President George W. Bush's administration will brief president-elect Barack Obama and his team on more than a dozen contingency plans in case an international crisis breaks in the days after his inauguration, The New York Times reported Wednesday.
The memorandums for the Obama administration cover several crisis scenarios including a North Korean nuclear explosion, a cyberattack on American computer systems, a terrorist strike on a U.S. facilities overseas, or an outbreak of instability in the Middle East, people briefed on them told the newspaper.
Each contingency planning goes beyond what other administrations have done and outlines options Obama can consider, they added.

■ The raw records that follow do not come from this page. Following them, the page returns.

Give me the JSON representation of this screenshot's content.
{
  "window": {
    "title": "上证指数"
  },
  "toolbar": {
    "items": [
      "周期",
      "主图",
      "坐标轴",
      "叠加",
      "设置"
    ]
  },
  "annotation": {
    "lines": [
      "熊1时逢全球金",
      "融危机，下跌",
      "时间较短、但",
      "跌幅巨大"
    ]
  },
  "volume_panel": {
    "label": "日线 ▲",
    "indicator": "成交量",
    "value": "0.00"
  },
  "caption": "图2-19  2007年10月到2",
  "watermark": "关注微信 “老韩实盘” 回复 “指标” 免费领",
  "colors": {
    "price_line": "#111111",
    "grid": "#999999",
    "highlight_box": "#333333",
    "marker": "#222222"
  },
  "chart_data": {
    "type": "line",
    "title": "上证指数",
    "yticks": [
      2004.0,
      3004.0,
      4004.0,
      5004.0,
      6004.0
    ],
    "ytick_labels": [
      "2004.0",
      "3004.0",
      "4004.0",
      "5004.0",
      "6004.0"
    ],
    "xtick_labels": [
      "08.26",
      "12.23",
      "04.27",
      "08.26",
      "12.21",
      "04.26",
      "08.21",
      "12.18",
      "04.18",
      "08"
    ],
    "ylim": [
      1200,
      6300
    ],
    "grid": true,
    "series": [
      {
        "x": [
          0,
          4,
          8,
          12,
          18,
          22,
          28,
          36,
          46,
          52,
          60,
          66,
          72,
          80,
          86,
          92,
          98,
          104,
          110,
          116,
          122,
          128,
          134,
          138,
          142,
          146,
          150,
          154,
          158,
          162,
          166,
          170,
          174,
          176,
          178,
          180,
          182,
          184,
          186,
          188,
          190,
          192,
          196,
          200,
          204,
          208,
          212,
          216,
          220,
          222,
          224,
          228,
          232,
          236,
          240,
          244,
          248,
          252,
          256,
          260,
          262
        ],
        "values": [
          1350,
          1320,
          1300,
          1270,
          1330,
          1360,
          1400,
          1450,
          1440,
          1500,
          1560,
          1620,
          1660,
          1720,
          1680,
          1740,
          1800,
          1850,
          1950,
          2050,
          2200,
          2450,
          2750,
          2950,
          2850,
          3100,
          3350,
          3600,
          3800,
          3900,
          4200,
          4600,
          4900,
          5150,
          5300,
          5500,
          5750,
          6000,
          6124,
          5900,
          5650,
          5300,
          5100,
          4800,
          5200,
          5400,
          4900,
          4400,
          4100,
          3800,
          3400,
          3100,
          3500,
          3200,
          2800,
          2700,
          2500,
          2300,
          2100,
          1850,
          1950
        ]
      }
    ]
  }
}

"This is very unusual," Roger Cressey, a former Clinton White House counterterrorism official told the Times. "We certainly did not do that. When the transition happened from Clinton to Bush, remember it was a totally different world. You had some documents given that gave them a flavor of where things were at. But now you've got two wars in Iraq and Afghanistan and a hot war against Al Qaeda."
Beyond terrorism, Obama could face an early international test on any number of fronts, as his running mate, Joe Biden, predicted on the campaign trail.

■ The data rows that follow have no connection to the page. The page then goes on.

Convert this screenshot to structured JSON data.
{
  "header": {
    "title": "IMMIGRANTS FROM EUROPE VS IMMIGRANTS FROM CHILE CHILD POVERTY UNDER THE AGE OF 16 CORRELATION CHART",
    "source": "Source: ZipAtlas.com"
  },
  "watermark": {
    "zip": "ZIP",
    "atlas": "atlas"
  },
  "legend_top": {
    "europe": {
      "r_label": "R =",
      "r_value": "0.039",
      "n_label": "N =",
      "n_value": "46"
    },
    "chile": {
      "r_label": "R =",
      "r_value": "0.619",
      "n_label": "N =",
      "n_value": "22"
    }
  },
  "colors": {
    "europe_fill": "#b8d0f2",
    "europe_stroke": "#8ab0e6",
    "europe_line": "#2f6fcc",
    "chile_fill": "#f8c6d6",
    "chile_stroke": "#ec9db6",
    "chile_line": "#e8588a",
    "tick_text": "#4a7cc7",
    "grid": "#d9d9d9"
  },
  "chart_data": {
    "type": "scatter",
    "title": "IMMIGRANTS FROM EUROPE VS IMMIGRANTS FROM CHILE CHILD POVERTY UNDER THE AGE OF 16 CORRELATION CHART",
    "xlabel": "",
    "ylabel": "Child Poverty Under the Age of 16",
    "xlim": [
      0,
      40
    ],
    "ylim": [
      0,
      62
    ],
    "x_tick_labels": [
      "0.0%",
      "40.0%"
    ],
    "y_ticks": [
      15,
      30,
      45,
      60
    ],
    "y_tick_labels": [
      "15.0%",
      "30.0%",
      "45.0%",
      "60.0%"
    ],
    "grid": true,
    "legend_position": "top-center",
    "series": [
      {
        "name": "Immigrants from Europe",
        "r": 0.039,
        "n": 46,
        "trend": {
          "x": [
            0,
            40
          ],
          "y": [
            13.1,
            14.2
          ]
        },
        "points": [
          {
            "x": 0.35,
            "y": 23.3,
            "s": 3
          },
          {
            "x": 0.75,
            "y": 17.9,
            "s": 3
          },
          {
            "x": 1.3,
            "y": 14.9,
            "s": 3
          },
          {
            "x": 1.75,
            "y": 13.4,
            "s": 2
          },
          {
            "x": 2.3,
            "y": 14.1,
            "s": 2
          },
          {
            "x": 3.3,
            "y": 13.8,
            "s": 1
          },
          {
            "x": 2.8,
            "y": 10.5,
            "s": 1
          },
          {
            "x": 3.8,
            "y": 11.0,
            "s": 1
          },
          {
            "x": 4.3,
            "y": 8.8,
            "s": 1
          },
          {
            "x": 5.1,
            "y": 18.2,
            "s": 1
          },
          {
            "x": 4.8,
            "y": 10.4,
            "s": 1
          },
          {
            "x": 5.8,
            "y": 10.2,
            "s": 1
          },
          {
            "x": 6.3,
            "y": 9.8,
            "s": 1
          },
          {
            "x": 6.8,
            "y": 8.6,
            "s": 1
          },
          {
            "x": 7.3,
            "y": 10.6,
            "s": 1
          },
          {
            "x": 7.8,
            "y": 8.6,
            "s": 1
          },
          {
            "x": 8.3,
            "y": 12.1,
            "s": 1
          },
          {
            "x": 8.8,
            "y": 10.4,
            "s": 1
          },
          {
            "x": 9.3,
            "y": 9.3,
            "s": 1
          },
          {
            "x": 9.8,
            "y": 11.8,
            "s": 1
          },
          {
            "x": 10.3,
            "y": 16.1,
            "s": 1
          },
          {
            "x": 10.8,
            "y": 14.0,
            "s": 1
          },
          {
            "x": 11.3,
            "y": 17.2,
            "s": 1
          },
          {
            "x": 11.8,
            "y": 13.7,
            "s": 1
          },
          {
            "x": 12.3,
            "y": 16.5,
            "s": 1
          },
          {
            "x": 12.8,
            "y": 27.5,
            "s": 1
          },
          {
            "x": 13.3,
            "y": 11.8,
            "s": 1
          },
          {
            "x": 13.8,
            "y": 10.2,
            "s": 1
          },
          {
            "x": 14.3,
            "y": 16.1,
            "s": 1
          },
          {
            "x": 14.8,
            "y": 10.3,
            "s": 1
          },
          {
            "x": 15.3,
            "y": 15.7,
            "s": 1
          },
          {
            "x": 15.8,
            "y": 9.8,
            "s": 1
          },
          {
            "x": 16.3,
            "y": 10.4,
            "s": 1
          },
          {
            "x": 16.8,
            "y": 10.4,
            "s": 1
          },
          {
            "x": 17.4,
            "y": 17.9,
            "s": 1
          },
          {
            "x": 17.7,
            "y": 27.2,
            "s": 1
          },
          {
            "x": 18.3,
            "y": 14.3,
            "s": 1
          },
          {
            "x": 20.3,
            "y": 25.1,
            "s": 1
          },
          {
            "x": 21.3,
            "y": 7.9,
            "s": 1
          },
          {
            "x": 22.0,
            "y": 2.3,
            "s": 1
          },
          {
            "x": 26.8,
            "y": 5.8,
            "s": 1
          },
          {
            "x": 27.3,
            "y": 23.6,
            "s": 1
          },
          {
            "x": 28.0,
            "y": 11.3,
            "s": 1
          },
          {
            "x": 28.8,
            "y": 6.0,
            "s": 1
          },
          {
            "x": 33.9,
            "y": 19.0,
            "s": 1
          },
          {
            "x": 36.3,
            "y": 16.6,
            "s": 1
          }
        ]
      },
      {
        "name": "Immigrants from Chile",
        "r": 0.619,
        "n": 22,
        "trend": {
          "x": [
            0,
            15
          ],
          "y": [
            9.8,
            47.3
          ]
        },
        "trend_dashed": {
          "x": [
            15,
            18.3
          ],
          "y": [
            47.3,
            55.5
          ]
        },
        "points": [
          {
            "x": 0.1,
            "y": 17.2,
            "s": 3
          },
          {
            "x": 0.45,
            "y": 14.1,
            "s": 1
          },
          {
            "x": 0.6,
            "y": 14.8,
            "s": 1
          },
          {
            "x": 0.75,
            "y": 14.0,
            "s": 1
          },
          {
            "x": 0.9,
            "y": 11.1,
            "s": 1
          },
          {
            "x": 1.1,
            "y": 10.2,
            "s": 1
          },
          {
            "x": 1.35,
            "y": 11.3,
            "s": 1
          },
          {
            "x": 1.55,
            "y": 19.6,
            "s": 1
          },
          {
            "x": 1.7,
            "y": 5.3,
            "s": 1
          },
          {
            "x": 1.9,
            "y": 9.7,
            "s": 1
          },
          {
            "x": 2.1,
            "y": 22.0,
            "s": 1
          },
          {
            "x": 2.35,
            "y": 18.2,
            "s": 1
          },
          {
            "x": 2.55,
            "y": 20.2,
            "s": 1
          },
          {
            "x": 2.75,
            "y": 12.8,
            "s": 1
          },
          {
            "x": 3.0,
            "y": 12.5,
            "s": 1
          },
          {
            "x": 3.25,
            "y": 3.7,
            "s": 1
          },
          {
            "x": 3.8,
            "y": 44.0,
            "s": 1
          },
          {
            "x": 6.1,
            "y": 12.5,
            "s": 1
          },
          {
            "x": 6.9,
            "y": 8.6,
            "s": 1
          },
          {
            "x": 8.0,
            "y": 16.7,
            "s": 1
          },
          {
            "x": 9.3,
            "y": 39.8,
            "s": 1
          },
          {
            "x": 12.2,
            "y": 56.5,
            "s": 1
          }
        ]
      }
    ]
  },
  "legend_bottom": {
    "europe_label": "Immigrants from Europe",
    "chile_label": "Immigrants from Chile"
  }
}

Beside the memorandums, the Bush administration has given crisis training to nearly 100 government officials who may stay on after the inauguration while political appointees await Senate confirmation, the paper said.
The plans were reportedly recommended by the commission that investigated the September 11, 2001 attacks.
The commission noted problems during the hand over from former president Bill Clinton to Bush, and in its report on the attacks called for a better handover process "since a catastrophic attack could occur with little or no notice."